Stuffy Sotheby’s employees weren’t the only ones shaking their heads during the auction. Even as a self-proclaimed member of the “crypto-nerd” contingent at the event, Matt Hall, who co-founded CryptoPunks, another digital art creation using blockchain technology to ensure uniqueness and track ownership, recognized the few Pepe enthusiasts as a group in their own right. For him, the project is “a little confusing”, although intriguing, and full of jokes that he does not understand.

Although the items for sale were completely digital, the auction itself was remarkably human. Although a member of the public shouted bids on behalf of the remote buyers, “All the high bidders were there in person,” Tommy Nicholas, one of the festival organizers, told me. Next time, however, the team wants the auction to be bigger and include more remote participants. Additionally, said Nicholas, the team is looking to partner with an established art house in the coming months to host a dedicated Rare Pepe auction event.

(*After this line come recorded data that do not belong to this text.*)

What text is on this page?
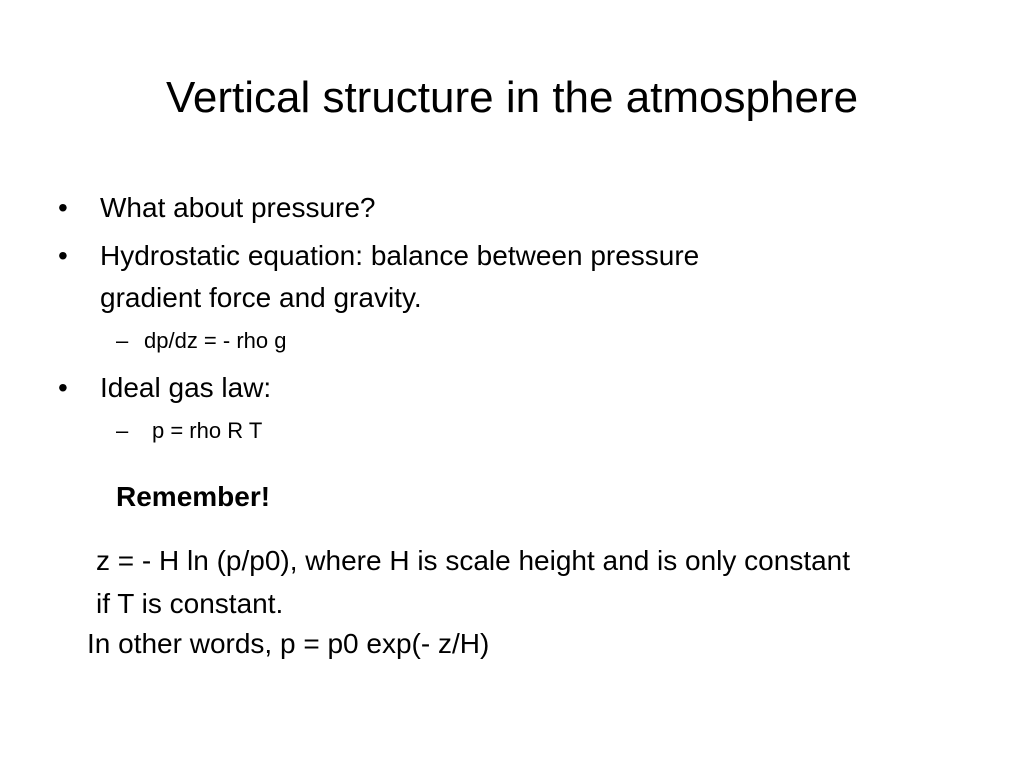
Vertical structure in the atmosphere
•	What about pressure?
•	Hydrostatic equation: balance between pressure
gradient force and gravity.
– dp/dz = - rho g
•	Ideal gas law:
– p = rho R T
Remember!
z = - H ln (p/p0), where H is scale height and is only constant
if T is constant.
In other words, p = p0 exp(- z/H)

When speaking with art industry professionals after the auction, Parker saw them start to consider the fusion of art, blockchain and, yes, even memes. . “Are memes art? Is art memes? What’s the difference?” Rare Pepe’s auctioneer Parker wondered aloud.

If watching Rare Pepe’s first-ever live auction taught me anything, it’s that if people are willing to spend almost $40,000 worth of digital assets on these things, then the mainstream art world is going to have to ask the tough Parker questions, whether he wants to or not.